The couple is temporarily living in Silverton, Colo., where their two daughters, Helen and 8-year-old Jackie, attend a very small school and the family is embracing small-town living.

Both Cokie and Tony Berenyi had worked hard building their businesses and keeping them going during the recession.

"In 2011, we felt it was time to dial it in and be a closer family with less pressures of city life," Cokie Berenyi said. Their little town of Silverton has no street lights and only one paved road, so it's definitely the close-knit community the Berenyi family wanted.

The move isn't long term and the family plans to return to Charleston as their girls begin to outgrow the offerings of a small school, Berenyi said.

"This has been an adventure of sorts and at an age that was suitable for the girls to transition," she added.

Adventure is part of Berenyi's style. She's been climbing mountains for years, even loading a 2-year-old Helen on her back and climbing Table Rock in the Upstate. She continues to do at least one big climb a year mixed in with smaller domestic climbs. Berenyi has stood on the summit of Mount Rainier in Washington State and reached several mountain peaks in Bolivia. In addition to Mount Kilimanjaro, she's climbed Russia's highest mountain, Mount Elbrus, another of the seven summits (the highest peaks on the seven continents).

"I can't tell you how many climbs I've done and had women of all ages approach me and say, 'Please take me on a climb.
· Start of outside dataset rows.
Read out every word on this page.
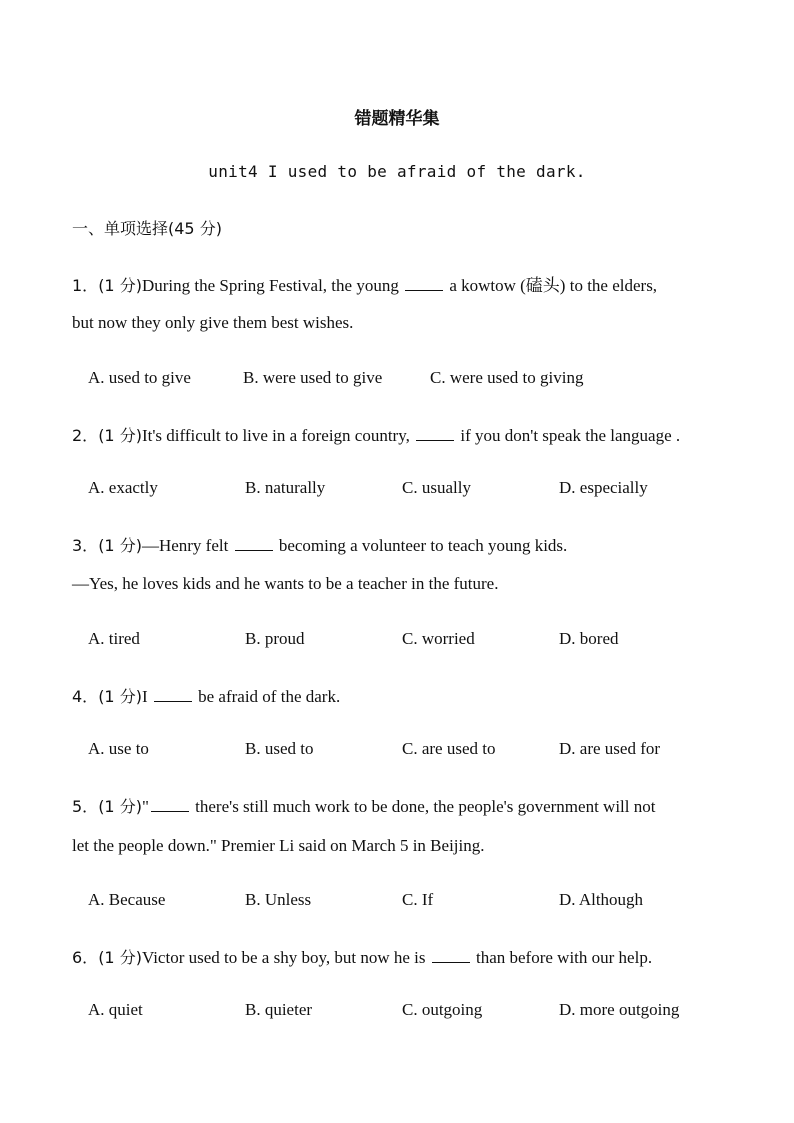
错题精华集
unit4 I used to be afraid of the dark.
一、单项选择(45 分)
1．(1 分)During the Spring Festival, the young  a kowtow (磕头) to the elders,
but now they only give them best wishes.
A. used to give	B. were used to give	C. were used to giving
2．(1 分)It's difficult to live in a foreign country,  if you don't speak the language .
A. exactly	B. naturally	C. usually	D. especially
3．(1 分)—Henry felt  becoming a volunteer to teach young kids.
—Yes, he loves kids and he wants to be a teacher in the future.
A. tired	B. proud	C. worried	D. bored
4．(1 分)I  be afraid of the dark.
A. use to	B. used to	C. are used to	D. are used for
5．(1 分)" there's still much work to be done, the people's government will not
let the people down." Premier Li said on March 5 in Beijing.
A. Because	B. Unless	C. If	D. Although
6．(1 分)Victor used to be a shy boy, but now he is  than before with our help.
A. quiet	B. quieter	C. outgoing	D. more outgoing
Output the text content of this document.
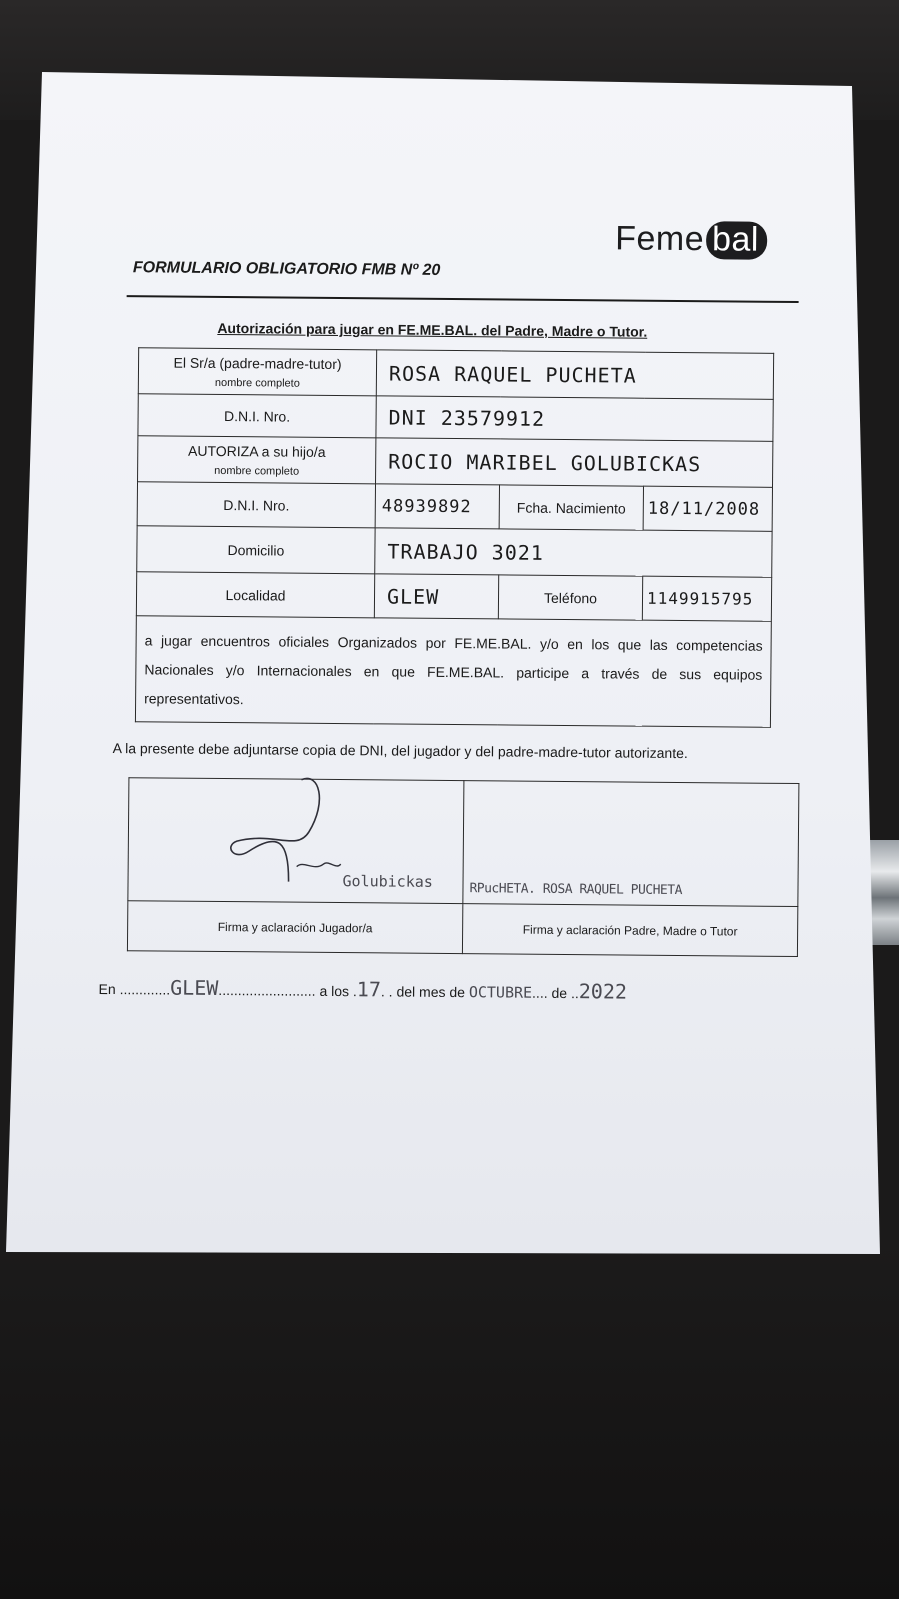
Feme bal
FORMULARIO OBLIGATORIO FMB Nº 20
Autorización para jugar en FE.ME.BAL. del Padre, Madre o Tutor.
El Sr/a (padre-madre-tutor)
nombre completo	ROSA RAQUEL PUCHETA		
D.N.I. Nro.	DNI 23579912		

AUTORIZA a su hijo/a
nombre completo	ROCIO MARIBEL GOLUBICKAS		
D.N.I. Nro.	48939892	Fcha. Nacimiento	18/11/2008
Domicilio	TRABAJO 3021		
Localidad	GLEW	Teléfono	1149915795
a jugar encuentros oficiales Organizados por FE.ME.BAL. y/o en los que las competencias Nacionales y/o Internacionales en que FE.ME.BAL. participe a través de sus equipos representativos.			
A la presente debe adjuntarse copia de DNI, del jugador y del padre-madre-tutor autorizante.
Golubickas	RPucHETA. ROSA RAQUEL PUCHETA

Firma y aclaración Jugador/a	Firma y aclaración Padre, Madre o Tutor
En .............GLEW......................... a los .17. . del mes de OCTUBRE.... de ..2022
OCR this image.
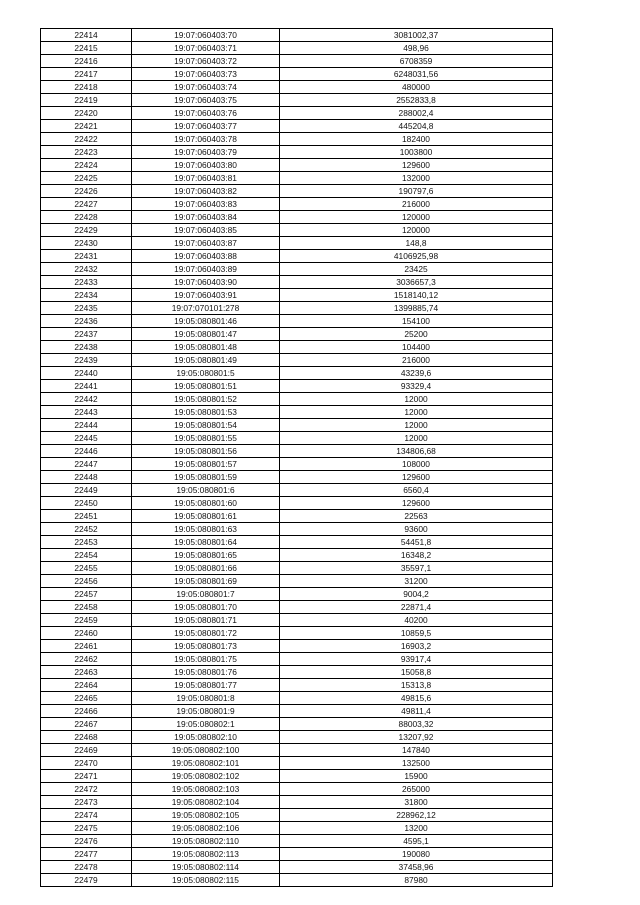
22414	19:07:060403:70	3081002,37
22415	19:07:060403:71	498,96
22416	19:07:060403:72	6708359
22417	19:07:060403:73	6248031,56
22418	19:07:060403:74	480000
22419	19:07:060403:75	2552833,8
22420	19:07:060403:76	288002,4
22421	19:07:060403:77	445204,8
22422	19:07:060403:78	182400
22423	19:07:060403:79	1003800
22424	19:07:060403:80	129600
22425	19:07:060403:81	132000
22426	19:07:060403:82	190797,6
22427	19:07:060403:83	216000
22428	19:07:060403:84	120000
22429	19:07:060403:85	120000
22430	19:07:060403:87	148,8
22431	19:07:060403:88	4106925,98
22432	19:07:060403:89	23425
22433	19:07:060403:90	3036657,3
22434	19:07:060403:91	1518140,12
22435	19:07:070101:278	1399885,74
22436	19:05:080801:46	154100
22437	19:05:080801:47	25200
22438	19:05:080801:48	104400
22439	19:05:080801:49	216000
22440	19:05:080801:5	43239,6
22441	19:05:080801:51	93329,4
22442	19:05:080801:52	12000
22443	19:05:080801:53	12000
22444	19:05:080801:54	12000
22445	19:05:080801:55	12000
22446	19:05:080801:56	134806,68
22447	19:05:080801:57	108000
22448	19:05:080801:59	129600
22449	19:05:080801:6	6560,4
22450	19:05:080801:60	129600
22451	19:05:080801:61	22563
22452	19:05:080801:63	93600
22453	19:05:080801:64	54451,8
22454	19:05:080801:65	16348,2
22455	19:05:080801:66	35597,1
22456	19:05:080801:69	31200
22457	19:05:080801:7	9004,2
22458	19:05:080801:70	22871,4
22459	19:05:080801:71	40200
22460	19:05:080801:72	10859,5
22461	19:05:080801:73	16903,2
22462	19:05:080801:75	93917,4
22463	19:05:080801:76	15058,8
22464	19:05:080801:77	15313,8
22465	19:05:080801:8	49815,6
22466	19:05:080801:9	49811,4
22467	19:05:080802:1	88003,32
22468	19:05:080802:10	13207,92
22469	19:05:080802:100	147840
22470	19:05:080802:101	132500
22471	19:05:080802:102	15900
22472	19:05:080802:103	265000
22473	19:05:080802:104	31800
22474	19:05:080802:105	228962,12
22475	19:05:080802:106	13200
22476	19:05:080802:110	4595,1
22477	19:05:080802:113	190080
22478	19:05:080802:114	37458,96
22479	19:05:080802:115	87980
I want to go climb a mountain with you,' " Berenyi said. "What's interesting is to know that there are so many women out there that, if they could do this, it would give them a fresh perspective and a new start."
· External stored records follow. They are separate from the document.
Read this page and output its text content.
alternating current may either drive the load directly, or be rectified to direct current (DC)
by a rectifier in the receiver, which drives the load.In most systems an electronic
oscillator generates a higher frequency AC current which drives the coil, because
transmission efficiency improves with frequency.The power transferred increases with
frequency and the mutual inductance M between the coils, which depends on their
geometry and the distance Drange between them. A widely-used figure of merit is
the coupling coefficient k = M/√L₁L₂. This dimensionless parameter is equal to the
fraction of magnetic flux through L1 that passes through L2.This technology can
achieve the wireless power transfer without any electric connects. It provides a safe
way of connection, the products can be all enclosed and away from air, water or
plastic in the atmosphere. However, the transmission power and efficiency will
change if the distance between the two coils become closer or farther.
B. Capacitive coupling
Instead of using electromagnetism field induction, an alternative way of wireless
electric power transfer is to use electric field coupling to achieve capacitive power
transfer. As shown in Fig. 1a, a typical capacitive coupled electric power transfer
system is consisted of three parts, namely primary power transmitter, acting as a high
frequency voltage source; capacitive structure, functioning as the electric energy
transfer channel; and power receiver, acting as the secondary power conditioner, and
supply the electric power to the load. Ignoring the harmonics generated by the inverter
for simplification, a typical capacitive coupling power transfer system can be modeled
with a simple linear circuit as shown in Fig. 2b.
Climbing a mountain is not only a physical challenge but a mental and emotional one. The idea of tackling a challenge like that is symbolic for any of life's obstacles.

For Berenyi, it's about standing at the base of the mountain and realizing she'd been at the top. "Every mountain climb, it still blows my mind," she said.

That sense of accomplishment can translate into everyday life, a key message of She Climbs as it instills the concepts of leadership and self-esteem in girls of all ages.

Even though 2014 marked the first official She Cimbs event, Berenyi founded the organization in 2006. It was an idea born of fear, she said.

"I had my second child late in 2005, another girl. Raising girls in this day and age ... I thought, 'What in the world do I do to help these girls?' I knew the key for them would be to build their self-esteem and self-confidence. If you could nail that with these girls, then half the battle would be won."

In 2009, Berenyi climbed Mount Elbrus in Russia, part of a research and development trip for She Climbs. The next year, she recruited an advisory board and developed leadership curriculum for participants. In 2011, Berenyi took another R&D trip to Bolivia and recruited to her She Climbs team Mandy Ramsden, the first South African woman to climb all seven summits.

At 10:08 a.m. Jan. 10, the research and planning paid off with the first climb up Mount Kilamanjaro, an event made even more special as Berenyi shared it with her daughter. Since their return, Berenyi and Helen discussed what a bonding experience the trip was for them.

"To be able to have all the pressures and cares of everyday life ripped away and only be worried about food and water and warmth and to just be together and experience (the climb), honestly, I couldn't have imagined the experience it brought us," Berenyi said.

Now Berenyi will turn her attention to providing a life-changing experience to more mothers and daughters, fathers and daughters and women of all ages. The groups will be small with one international climb and one domestic climb each year. She's hoping to organize a domestic climb this fall.

And sometimes the goal isn't even to reach the summit; sometimes it's just about the climb itself. "Part of She Climbs is having females of all ages explore 'What is my furthest limit? Can I go beyond that and have a good experience and translate that in my everyday life?' It's not always about summiting for all our climbers."